My philosophy on religion has changed countless times over the course of the intervening years. As I grew older, we went to church less and less and eventually stopped going entirely. I suppose if I had to give myself a label I would be agnostic, but only because “atheist” feels presumptuous. In my head, it’s dangerous to be all that sure about anything.
It’s remarkably confusing for me to walk into a church, stand before an altar, and shake hands with the clergy as if I wholeheartedly condone the whole operation. But I do it. The confusion—all the contradictions between my lived religious experience, its political context, and the basic truth of the thing in general—is hard to avoid. But there’s also this other existential, undeniable sense of something grand for me that comes with leaning in.
In 1907, a physician from Massachusetts named Duncan MacDougall conducted an experiment to determine whether human souls have physical weight. He weighed human bodies in the seconds right before and right after the moment of death, and found a 21-gram mass change. He concluded that yes, the human soul does have weight, and that weight is 21 grams. MacDougall’s experiment was flawed, and fraud, in all kinds of ways, but it always comes back to me when I start thinking too much about God. Think Frankenstein: even after assembling all the biological body parts, Victor still has to animate the body. So when it comes to people, there has to be an animating force too, some mystical source of life. Maybe it’s the soul, maybe God, maybe nature, but it’s not nothing.
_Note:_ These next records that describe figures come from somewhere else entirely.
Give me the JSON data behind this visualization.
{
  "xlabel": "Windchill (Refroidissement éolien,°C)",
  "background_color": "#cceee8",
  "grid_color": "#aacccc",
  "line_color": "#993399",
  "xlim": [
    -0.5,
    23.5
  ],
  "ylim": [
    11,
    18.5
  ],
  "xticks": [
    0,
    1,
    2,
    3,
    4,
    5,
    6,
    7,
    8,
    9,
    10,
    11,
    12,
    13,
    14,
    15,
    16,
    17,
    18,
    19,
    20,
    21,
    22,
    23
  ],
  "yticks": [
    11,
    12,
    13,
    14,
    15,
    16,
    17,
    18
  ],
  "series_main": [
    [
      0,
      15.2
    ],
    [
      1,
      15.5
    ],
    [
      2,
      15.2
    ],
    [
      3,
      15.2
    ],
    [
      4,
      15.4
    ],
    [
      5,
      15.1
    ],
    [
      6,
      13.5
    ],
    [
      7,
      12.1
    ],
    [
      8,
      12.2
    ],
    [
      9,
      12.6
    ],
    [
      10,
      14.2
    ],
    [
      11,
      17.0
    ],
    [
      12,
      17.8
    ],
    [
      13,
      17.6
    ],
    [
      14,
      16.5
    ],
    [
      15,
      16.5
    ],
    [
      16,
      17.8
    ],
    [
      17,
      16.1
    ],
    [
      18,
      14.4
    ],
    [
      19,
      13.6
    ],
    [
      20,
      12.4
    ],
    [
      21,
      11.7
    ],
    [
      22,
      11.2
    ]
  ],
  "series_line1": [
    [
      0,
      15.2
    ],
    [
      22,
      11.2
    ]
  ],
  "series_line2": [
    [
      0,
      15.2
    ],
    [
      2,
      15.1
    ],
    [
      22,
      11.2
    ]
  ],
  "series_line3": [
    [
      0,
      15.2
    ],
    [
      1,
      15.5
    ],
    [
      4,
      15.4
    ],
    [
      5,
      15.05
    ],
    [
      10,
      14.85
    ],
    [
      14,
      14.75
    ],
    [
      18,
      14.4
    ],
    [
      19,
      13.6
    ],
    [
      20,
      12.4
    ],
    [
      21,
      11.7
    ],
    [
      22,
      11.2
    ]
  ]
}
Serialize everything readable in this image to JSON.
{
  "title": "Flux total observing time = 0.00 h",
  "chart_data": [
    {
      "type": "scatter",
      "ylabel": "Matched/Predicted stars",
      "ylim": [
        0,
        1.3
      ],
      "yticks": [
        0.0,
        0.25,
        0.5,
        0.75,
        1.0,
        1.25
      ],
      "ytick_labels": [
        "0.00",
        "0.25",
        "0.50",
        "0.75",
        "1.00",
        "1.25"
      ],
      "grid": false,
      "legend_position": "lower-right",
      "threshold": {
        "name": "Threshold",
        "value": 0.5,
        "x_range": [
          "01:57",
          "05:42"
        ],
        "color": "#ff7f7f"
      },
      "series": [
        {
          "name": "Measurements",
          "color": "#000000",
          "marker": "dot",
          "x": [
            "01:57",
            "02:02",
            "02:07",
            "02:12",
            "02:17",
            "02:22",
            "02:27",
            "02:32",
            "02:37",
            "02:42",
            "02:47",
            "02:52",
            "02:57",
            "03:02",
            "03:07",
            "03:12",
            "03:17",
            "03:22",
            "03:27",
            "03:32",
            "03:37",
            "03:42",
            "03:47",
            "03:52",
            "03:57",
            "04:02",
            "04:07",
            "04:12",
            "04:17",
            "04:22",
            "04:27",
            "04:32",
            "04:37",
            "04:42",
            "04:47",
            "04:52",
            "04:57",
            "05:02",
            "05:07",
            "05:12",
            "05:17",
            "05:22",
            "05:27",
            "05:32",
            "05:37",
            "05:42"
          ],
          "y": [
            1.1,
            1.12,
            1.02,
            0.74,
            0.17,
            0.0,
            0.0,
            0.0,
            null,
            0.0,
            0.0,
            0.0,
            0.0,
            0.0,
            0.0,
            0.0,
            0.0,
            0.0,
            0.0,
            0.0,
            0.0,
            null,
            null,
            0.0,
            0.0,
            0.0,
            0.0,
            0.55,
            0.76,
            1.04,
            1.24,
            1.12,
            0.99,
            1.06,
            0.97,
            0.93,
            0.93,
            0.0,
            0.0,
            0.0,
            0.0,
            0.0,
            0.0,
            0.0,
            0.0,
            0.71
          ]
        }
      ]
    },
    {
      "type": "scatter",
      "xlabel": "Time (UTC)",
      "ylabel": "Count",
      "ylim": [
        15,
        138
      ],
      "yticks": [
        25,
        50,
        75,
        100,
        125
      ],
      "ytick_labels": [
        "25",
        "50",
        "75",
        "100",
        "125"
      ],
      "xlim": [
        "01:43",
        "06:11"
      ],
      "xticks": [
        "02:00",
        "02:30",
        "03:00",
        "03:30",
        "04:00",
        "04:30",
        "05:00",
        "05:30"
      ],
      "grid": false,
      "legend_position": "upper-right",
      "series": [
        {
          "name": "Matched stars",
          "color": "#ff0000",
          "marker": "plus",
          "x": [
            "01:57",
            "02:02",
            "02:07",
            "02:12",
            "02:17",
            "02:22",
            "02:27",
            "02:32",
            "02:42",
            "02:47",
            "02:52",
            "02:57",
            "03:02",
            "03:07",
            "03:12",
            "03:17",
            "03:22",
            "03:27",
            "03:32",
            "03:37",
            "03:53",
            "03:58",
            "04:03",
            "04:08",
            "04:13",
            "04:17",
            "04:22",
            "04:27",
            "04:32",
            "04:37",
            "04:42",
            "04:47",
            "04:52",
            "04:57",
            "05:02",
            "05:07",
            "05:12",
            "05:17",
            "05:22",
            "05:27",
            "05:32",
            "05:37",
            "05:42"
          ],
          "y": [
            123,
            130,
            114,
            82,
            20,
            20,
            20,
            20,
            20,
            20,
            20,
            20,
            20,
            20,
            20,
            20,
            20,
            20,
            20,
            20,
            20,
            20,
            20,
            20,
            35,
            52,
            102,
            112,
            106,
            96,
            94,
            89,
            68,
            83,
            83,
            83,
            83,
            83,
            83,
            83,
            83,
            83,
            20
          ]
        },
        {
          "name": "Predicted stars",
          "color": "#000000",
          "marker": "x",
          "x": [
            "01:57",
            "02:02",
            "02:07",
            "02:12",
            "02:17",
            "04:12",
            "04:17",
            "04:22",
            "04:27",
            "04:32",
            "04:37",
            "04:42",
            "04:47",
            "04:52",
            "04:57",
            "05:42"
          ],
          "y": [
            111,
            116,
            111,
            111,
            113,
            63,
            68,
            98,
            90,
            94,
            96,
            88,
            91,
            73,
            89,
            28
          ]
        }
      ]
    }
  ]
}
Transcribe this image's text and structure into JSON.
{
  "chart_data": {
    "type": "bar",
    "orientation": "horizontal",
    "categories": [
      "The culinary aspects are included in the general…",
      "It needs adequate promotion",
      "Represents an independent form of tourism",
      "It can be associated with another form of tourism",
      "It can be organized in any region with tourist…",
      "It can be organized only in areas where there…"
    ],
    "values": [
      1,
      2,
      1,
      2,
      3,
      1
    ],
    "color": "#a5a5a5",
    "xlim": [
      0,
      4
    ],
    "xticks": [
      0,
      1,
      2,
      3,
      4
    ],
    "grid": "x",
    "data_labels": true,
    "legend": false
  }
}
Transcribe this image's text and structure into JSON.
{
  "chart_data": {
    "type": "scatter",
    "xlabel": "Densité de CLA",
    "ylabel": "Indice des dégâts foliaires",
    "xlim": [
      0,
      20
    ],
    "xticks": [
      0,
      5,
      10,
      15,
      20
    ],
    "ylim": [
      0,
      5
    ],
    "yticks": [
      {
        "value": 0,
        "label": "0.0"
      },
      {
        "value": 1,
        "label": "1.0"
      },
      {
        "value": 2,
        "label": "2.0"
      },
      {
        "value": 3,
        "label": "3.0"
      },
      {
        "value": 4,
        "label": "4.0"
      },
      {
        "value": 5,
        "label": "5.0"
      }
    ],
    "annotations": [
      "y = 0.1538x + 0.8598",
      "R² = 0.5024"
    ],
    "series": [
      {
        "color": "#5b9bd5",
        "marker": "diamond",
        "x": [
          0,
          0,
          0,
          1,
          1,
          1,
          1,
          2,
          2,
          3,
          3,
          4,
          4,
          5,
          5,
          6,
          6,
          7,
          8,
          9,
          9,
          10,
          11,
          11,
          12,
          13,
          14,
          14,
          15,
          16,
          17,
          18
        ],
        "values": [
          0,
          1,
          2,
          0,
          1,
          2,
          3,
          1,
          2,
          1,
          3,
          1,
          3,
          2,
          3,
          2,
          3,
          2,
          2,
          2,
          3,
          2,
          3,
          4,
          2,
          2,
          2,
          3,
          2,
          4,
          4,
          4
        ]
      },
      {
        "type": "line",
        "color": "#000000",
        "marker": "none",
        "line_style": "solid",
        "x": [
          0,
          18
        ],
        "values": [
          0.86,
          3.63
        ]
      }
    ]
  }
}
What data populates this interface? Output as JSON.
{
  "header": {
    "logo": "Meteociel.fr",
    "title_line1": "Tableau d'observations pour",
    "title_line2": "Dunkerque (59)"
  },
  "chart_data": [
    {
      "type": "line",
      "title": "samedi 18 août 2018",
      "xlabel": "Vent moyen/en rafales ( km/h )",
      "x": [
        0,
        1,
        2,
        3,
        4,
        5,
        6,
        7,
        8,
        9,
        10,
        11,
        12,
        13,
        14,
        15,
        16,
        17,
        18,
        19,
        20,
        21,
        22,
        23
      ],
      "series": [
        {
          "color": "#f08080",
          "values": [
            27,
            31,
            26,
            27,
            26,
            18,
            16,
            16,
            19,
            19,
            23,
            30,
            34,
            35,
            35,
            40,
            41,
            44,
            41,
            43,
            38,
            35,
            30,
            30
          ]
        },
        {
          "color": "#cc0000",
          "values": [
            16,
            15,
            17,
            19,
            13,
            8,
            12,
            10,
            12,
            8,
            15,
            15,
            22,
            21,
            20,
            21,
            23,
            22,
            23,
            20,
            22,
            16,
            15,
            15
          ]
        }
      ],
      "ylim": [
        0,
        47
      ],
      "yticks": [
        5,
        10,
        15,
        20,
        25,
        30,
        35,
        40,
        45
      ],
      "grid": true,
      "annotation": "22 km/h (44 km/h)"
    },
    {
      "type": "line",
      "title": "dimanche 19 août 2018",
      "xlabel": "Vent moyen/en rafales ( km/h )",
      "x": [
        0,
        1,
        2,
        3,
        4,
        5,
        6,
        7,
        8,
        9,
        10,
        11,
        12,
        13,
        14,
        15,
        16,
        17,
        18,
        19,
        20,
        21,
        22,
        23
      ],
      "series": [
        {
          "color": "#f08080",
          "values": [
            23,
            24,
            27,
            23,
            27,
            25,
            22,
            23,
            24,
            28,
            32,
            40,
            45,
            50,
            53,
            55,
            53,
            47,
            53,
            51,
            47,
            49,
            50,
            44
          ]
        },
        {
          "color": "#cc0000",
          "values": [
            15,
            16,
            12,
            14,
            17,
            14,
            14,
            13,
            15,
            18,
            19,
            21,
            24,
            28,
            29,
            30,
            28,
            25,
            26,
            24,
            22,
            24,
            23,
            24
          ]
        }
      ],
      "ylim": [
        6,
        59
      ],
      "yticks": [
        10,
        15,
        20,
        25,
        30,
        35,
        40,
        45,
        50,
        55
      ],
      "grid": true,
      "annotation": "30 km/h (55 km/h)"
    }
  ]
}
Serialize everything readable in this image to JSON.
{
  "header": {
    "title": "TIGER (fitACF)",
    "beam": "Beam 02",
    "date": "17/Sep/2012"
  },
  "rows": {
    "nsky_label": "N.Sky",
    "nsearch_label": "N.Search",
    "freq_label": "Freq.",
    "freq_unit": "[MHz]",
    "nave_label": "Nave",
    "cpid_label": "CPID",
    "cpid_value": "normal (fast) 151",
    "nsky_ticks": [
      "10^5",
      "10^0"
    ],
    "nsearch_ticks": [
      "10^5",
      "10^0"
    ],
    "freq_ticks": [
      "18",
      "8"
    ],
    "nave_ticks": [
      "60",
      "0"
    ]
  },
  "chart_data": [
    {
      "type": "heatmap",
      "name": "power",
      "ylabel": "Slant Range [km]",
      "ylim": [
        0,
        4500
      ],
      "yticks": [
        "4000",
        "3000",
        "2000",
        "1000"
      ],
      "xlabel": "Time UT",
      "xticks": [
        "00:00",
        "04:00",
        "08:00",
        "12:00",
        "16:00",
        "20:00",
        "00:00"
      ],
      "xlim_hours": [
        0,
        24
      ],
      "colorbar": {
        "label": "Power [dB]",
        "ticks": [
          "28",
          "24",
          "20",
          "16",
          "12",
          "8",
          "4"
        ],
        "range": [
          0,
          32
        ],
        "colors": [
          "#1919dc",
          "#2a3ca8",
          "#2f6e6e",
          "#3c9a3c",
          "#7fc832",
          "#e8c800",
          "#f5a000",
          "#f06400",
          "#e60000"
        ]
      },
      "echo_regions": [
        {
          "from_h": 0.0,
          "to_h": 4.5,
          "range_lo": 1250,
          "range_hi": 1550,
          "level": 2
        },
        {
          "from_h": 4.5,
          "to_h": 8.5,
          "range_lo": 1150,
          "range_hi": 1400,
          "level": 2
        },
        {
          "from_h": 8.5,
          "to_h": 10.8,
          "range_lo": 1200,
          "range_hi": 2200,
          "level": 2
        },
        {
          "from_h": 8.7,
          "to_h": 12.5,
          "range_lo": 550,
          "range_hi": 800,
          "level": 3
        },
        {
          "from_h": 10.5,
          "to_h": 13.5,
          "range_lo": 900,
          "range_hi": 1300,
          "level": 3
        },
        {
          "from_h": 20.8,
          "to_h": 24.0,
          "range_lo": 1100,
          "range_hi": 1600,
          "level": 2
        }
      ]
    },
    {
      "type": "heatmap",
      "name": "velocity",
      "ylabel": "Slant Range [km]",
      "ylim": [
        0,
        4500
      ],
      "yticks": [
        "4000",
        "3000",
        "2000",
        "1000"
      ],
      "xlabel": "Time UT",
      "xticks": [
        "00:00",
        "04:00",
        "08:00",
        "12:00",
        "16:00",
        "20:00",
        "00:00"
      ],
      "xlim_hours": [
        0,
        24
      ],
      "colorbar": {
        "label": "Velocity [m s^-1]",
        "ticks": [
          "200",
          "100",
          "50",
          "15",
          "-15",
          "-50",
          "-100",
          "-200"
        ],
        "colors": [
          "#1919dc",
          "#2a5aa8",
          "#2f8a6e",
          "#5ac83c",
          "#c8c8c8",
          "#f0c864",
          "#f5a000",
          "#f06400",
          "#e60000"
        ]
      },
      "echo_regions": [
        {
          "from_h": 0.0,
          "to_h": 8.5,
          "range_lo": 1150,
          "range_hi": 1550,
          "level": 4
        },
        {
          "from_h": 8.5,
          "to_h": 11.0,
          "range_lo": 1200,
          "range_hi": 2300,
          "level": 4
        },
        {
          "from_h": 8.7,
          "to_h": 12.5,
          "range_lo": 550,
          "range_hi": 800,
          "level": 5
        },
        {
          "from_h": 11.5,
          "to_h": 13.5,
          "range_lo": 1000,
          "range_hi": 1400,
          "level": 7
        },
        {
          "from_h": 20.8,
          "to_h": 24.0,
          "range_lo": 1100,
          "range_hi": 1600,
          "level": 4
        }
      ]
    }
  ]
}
For me, in some subversive and cosmic way, that feels like proof.
When I say going to church makes me feel “some type of way,” it’s because I don’t quite have the language to describe it. I’ve found it most potently in the old European cathedrals around where my grandmother grew up, when the light catches just right through stained glass windows or my footsteps echo on stone floors. I like to sit in the pews and people watch when the sanctuary is open to the public, lighting candles or coming in with prayer beads. I imagine my ancestors doing the same. I try to practice love. Maybe I’m just drawn to history and tradition, but religion in this context feels bigger to me. There’s some magic in it.